Mycosphaerella cruenta

Scientific classification
- Domain: Eukaryota
- Kingdom: Fungi
- Division: Ascomycota
- Class: Dothideomycetes
- Order: Capnodiales
- Family: Mycosphaerellaceae
- Genus: Mycosphaerella
- Species: M. cruenta
- Binomial name: Mycosphaerella cruenta Latham, (1934)
- Synonyms: Cercospora cruenta Sacc., (1880) Pseudocercospora cruenta (Sacc.) Deighton, (1976)

= Mycosphaerella cruenta =

- Genus: Mycosphaerella
- Species: cruenta
- Authority: Latham, (1934)
- Synonyms: Cercospora cruenta Sacc., (1880), Pseudocercospora cruenta (Sacc.) Deighton, (1976)

Species of fungus

Mycosphaerella cruenta, also called Pseudocercosopora cruenta in its asexual stage, is a fungal plant pathogen belonging to the group Ascomycota. It can affect several legume plants, including species of Phaseolus, Vigna, Calopogonium, Lablab niger, Mucuna and Stizolobium deeringianum [Mucuna pruriens] [2]. It causes cowpea cercospora leaf spot, one of the most widespread and significant plant diseases in Africa and Asia. A city in China reported a 100% Mycosphaerella cruenta infection rate on cowpea in 2014[5]. In Africa, an epidemic can cause a yield loss of up to 40% [3].

== Symptoms and signs ==
Cercospora leaf spots of cowpea begin as small, lighter coloured areas, almost yellow. Later they become bronze to dark grey, roughly circular to more elongated and up to 10 mm across [3]. There will be chlorotic spots on upper surfaces of leaves, masses of spores on lesions which resemble black mats on lower leaf surface, and necrotic spots on leaves [7]. The leaf spot has a unique grey to dark powdery appearance that can distinct it from septoria leafspot and ascochyta blight. The leaf withers as the spots join together. Leaves then die and fall off [3]. In severe cases, only a few new leaves on the top of the plant are left [4].

More signs can be found under microscope [6]:

Conidia can be taken from the black mats on lower leaf surface of infected leaves. These obclavate-cylindrical and slightly flexuous conidia have 4 to 9 septa, appearing as smooth, colourless to olivaceous brown, of size 35-155 × 4–4.5 μm.

Asci, when sighted, are fasciculate, cylindric-clavate, and bitunicate. 8-spored, size 35-60 × 7-15 μm.

Ascospores colourless, 1-septate, upper cell sometimes slightly larger than the lower cell, straight to slightly curved, size at 11-19 × 3-4 μm.

== Lifecycle ==
The fungus survives between crops on seed and in crop debris. It may also survive on legume weeds [8]. Transmission is by air-borne spores produced on the underside of the leaf [3]. Both windborne ascospores and conidia are thought to be spreading agents [2].

== Management and control ==
There are resistant cowpea varieties. Resistance has also been found in mung bean varieties [8]. Planting of resistant varieties is so far considered the main and most important method for controlling this disease [3].

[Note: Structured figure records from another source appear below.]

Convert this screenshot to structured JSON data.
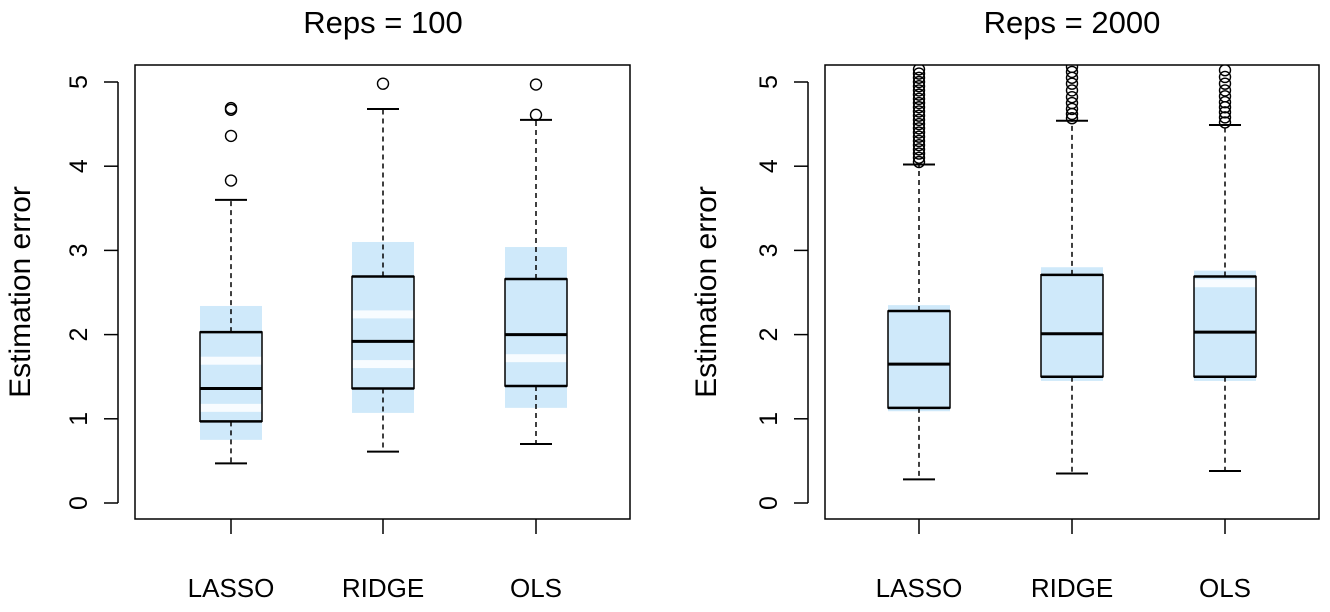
{
  "chart_data": [
    {
      "type": "boxplot",
      "title": "Reps = 100",
      "ylabel": "Estimation error",
      "xlabel": "",
      "ylim": [
        0,
        5
      ],
      "yticks": [
        0,
        1,
        2,
        3,
        4,
        5
      ],
      "grid": false,
      "categories": [
        "LASSO",
        "RIDGE",
        "OLS"
      ],
      "box_color": "#cfe9fa",
      "boxes": [
        {
          "name": "LASSO",
          "whisker_low": 0.47,
          "q1": 0.97,
          "median": 1.36,
          "q3": 2.03,
          "whisker_high": 3.6,
          "outliers": [
            3.83,
            4.36,
            4.67,
            4.69
          ],
          "ci_low": 0.75,
          "ci_high": 2.34,
          "ci_bands": [
            1.13,
            1.69
          ]
        },
        {
          "name": "RIDGE",
          "whisker_low": 0.61,
          "q1": 1.36,
          "median": 1.92,
          "q3": 2.69,
          "whisker_high": 4.68,
          "outliers": [
            4.98
          ],
          "ci_low": 1.07,
          "ci_high": 3.1,
          "ci_bands": [
            1.65,
            2.24
          ]
        },
        {
          "name": "OLS",
          "whisker_low": 0.7,
          "q1": 1.39,
          "median": 2.0,
          "q3": 2.66,
          "whisker_high": 4.55,
          "outliers": [
            4.61,
            4.97
          ],
          "ci_low": 1.13,
          "ci_high": 3.04,
          "ci_bands": [
            1.72
          ]
        }
      ]
    },
    {
      "type": "boxplot",
      "title": "Reps = 2000",
      "ylabel": "Estimation error",
      "xlabel": "",
      "ylim": [
        0,
        5
      ],
      "yticks": [
        0,
        1,
        2,
        3,
        4,
        5
      ],
      "grid": false,
      "categories": [
        "LASSO",
        "RIDGE",
        "OLS"
      ],
      "box_color": "#cfe9fa",
      "boxes": [
        {
          "name": "LASSO",
          "whisker_low": 0.28,
          "q1": 1.13,
          "median": 1.65,
          "q3": 2.28,
          "whisker_high": 4.02,
          "outliers": [
            4.05,
            4.1,
            4.15,
            4.2,
            4.25,
            4.3,
            4.35,
            4.4,
            4.45,
            4.5,
            4.55,
            4.6,
            4.65,
            4.7,
            4.75,
            4.8,
            4.85,
            4.9,
            4.95,
            5.0,
            5.05,
            5.1,
            5.15
          ],
          "ci_low": 1.09,
          "ci_high": 2.35,
          "ci_bands": []
        },
        {
          "name": "RIDGE",
          "whisker_low": 0.35,
          "q1": 1.5,
          "median": 2.01,
          "q3": 2.71,
          "whisker_high": 4.54,
          "outliers": [
            4.57,
            4.62,
            4.68,
            4.75,
            4.82,
            4.9,
            4.98,
            5.05,
            5.12,
            5.18
          ],
          "ci_low": 1.45,
          "ci_high": 2.8,
          "ci_bands": []
        },
        {
          "name": "OLS",
          "whisker_low": 0.38,
          "q1": 1.5,
          "median": 2.03,
          "q3": 2.69,
          "whisker_high": 4.49,
          "outliers": [
            4.52,
            4.58,
            4.64,
            4.7,
            4.76,
            4.83,
            4.9,
            4.98,
            5.06,
            5.14
          ],
          "ci_low": 1.45,
          "ci_high": 2.76,
          "ci_bands": [
            2.61
          ]
        }
      ]
    }
  ]
}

Manual seed cleaning, to remove plant debris, will prevent carry-over of the fungus for farmers who save seeds for the next season. Burying or destroying the remains of a cowpea harvest will reduce the amount of fungus able to infect new crops, as will removing alternative hosts, but these are costly and time-consuming measures which may not appeal to, or be feasible for, all farmers.

Intercropping by planting alternate rows of cowpea and another suitable non-legume crop, such as maize or sorghum, will limit spread of the disease within a field but not eliminate it. [3]

If susceptible varieties are grown, and weather conditions occur that experience suggests will result in disease outbreaks, spray with mancozeb. Begin after the crop has flowered and pods have started to develop. The number of sprays should be limited to 2-3 per crop [8].